30 November,2020 05:50 AM IST | Mumbai | Ajaz Ashraf
Ramachandra Guha. AFP File
The fading away of innocence underlies historian Ramachandra Guha's The Commonwealth of Cricket, his latest book, which exuberantly sketches out the origin of his enchantment with cricket, his relative lack of exploits in school and college games, his passion for watching matches, his adulation of players, from club to Ranji to national levels, and why they and their performance became his memory. His exuberance segues into pessimism as he narrates his experience of trying to reform BCCI, after he was drafted into a Supreme Court-mandated four-member Committee to do so.
Guha describes himself as "Accidental Administrator", a variation on the title of journalist Sanjaya Baru's The Accidental Prime Minister: The Making and Unmaking of Manmohan Singh. The accidental prime minister lasted all of 10 years, largely because he subordinated his authority to that of Congress president Sonia Gandhi, and compromised on issues dear to him. Not so Guha. Realising he could not overcome the veritable Czars of Cricket to reform BCCI, he simply quit.
Guha's was a wise decision. For one, the Supreme Court lost its enthusiasm to reform BCCI, rather inexplicably. After all, the same court did not hesitate to supervise the complex task of preparing the National Register of Citizens in Assam. For the other, Guha did not receive the support of two Committee members, Vinod Rai and Vikram Limaye. This is the same Rai who, as Comptroller and Auditor General, became a national hero for his report on the 2G scam, which a Delhi court subsequently found baseless.

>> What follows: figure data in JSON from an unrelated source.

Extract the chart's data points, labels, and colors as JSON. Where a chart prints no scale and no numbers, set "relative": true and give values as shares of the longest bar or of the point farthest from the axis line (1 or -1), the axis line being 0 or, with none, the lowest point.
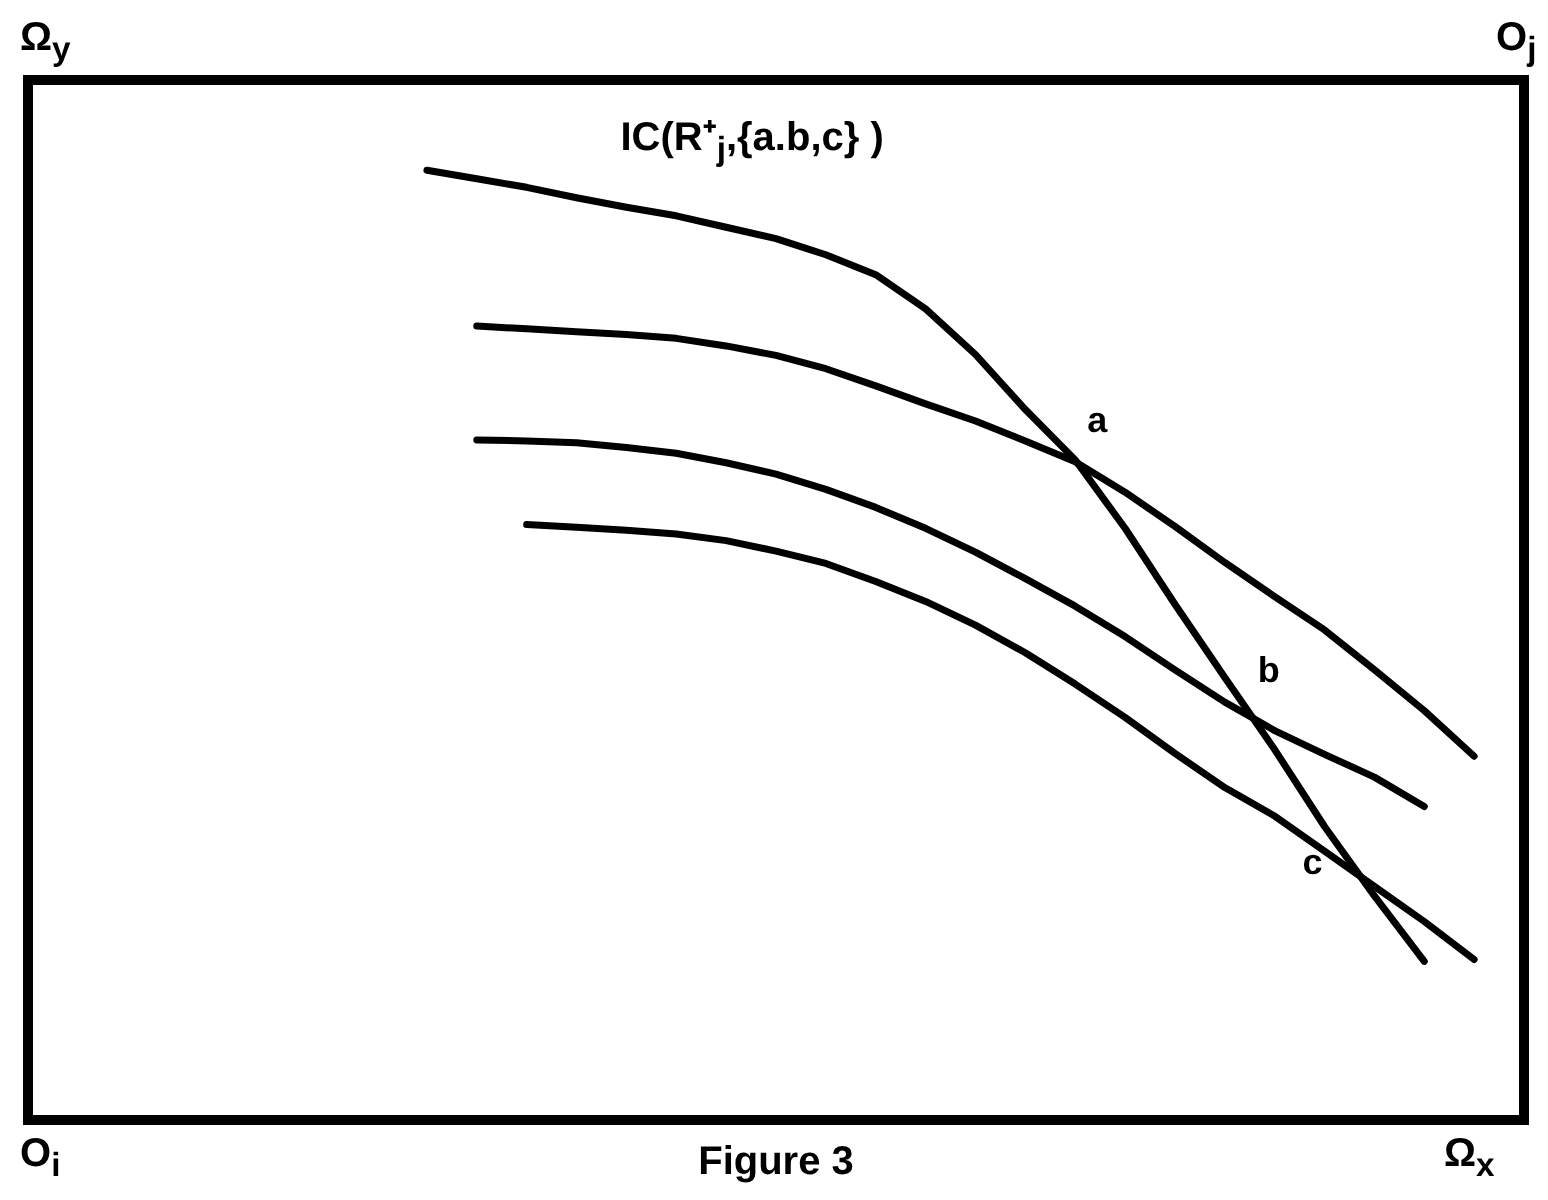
{
  "chart_data": {
    "type": "line",
    "relative": true,
    "legend": false,
    "marker": "none",
    "line_style": "solid",
    "categories": [
      null,
      null,
      null,
      null,
      null,
      null,
      null,
      null,
      null,
      null,
      null,
      null,
      null,
      null,
      null,
      null,
      null,
      null,
      null,
      null,
      null,
      null,
      null,
      null,
      null,
      null,
      null,
      null,
      null,
      null,
      null
    ],
    "series": [
      {
        "color": "#000000",
        "values": [
          null,
          null,
          null,
          null,
          null,
          null,
          null,
          null,
          1.0,
          0.991,
          0.982,
          0.971,
          0.961,
          0.952,
          0.94,
          0.928,
          0.911,
          0.89,
          0.854,
          0.806,
          0.748,
          0.695,
          0.623,
          0.543,
          0.466,
          0.39,
          0.309,
          0.236,
          0.167,
          null,
          null
        ]
      },
      {
        "color": "#000000",
        "values": [
          null,
          null,
          null,
          null,
          null,
          null,
          null,
          null,
          null,
          0.836,
          0.833,
          0.83,
          0.827,
          0.823,
          0.815,
          0.805,
          0.791,
          0.773,
          0.754,
          0.736,
          0.715,
          0.693,
          0.661,
          0.625,
          0.587,
          0.551,
          0.516,
          0.474,
          0.431,
          0.383,
          null
        ]
      },
      {
        "color": "#000000",
        "values": [
          null,
          null,
          null,
          null,
          null,
          null,
          null,
          null,
          null,
          0.716,
          0.715,
          0.713,
          0.708,
          0.702,
          0.692,
          0.68,
          0.664,
          0.645,
          0.623,
          0.598,
          0.57,
          0.541,
          0.509,
          0.474,
          0.44,
          0.41,
          0.385,
          0.361,
          0.33,
          null,
          null
        ]
      },
      {
        "color": "#000000",
        "values": [
          null,
          null,
          null,
          null,
          null,
          null,
          null,
          null,
          null,
          null,
          0.627,
          0.624,
          0.621,
          0.617,
          0.61,
          0.599,
          0.586,
          0.567,
          0.546,
          0.521,
          0.492,
          0.459,
          0.424,
          0.386,
          0.35,
          0.32,
          0.283,
          0.246,
          0.209,
          0.169,
          null
        ]
      }
    ],
    "annotations": [
      "IC(R⁺$_{j}$,{a.b,c} )",
      "a",
      "b",
      "c",
      "Ω$_{y}$",
      "O$_{j}$",
      "O$_{i}$",
      "Ω$_{x}$",
      "Figure 3"
    ]
  }
}
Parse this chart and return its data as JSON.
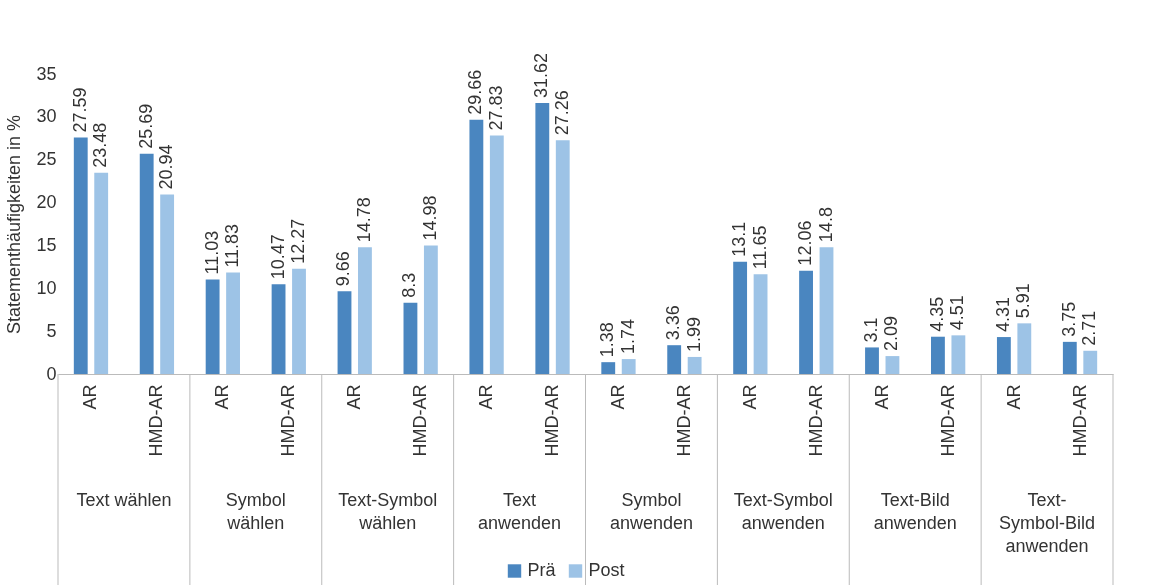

Guha's appointment to the Committee had the Right-wing trolls snarling. They jubilated at his departure. They seek to devour both love and cricket. Lovers and cricketers have only passion as their armour. It is, therefore, not surprising that Guha's reformist zeal had only the support of Diana Edulji, the former Indian women's team captain, who was the Committee's fourth member.
Guha, the spectator, has watched dozens of Test matches from packed stands, and played inter-college finals before thousands of spectators. As for Edulji, I remember her turning out, in November 1976, for an India XI against West Indies, watched by an estimated 25,000-30,000 people in Patna. One afternoon, the spectators took to roaring even as a player would walk up to her bowling mark. It was not an exhibition of chauvinism. They were, it so happened, listening to their transistor radios, cheering Bishan Singh Bedi as he slogged the Kiwis, in Kanpur, to a half century, his highest Test score. Perhaps Guha and Edulji were on the same page because they had, in their own ways, experienced the romance of the "most subtle and sophisticated game known to humankind" - and aspired to reclaim it for those young.
Indeed, what do they know of cricket who only IPL know? Guha's book vividly captures how cricket was romanced and remembered in the age of innocence. Cricket mirrored a way of life. It is nearly impossible that a Test player today would interrupt his career to complete his engineering course, as EAS Prasanna did. You cannot have an S Venakataraghavan who, even as he waited for his turn to bat, sketched a boiler of an industrial unit to instruct the repairman on how to plug a leak. Guha's college contemporary Arun Lal got a first class in economics, yet went on to play for India; another team-mate, Piyush Pandey, is an advertising guru.
Perhaps their textured life was because of their elite background. Cricket has gained from its democratisation, a point Guha makes. Yet, sadly, this has also produced unidimensional men, skilled at little else other than cricket. This explains why many slip into depression once they realise they are not good enough to earn a living from cricket.
IPL aficionados will diss Guha for his romanticism. But they are unlikely to remember 2020 IPL in 2040 in the manner Guha recalls Tests watched in his childhood. Twenty20 cricket, with its sameness and repetition, is not conducive to build memory around it. Our collective memory at the end of the era of innocence will be a swamp of traumas. Guha learnt cricket in the picturesque Dehradun, which now strives to acquire the sameness of an urban sprawl, with malls replacing its charming bungalows, its forest denotified to expand its airport, its Rispana river fetid with human excesses, bearing little resemblance with Qurratulain Hyder's description of its pristine, gurgling waters in Ships of Sorrow. This age can only spawn IPL and love jihad. This age can only throttle romance.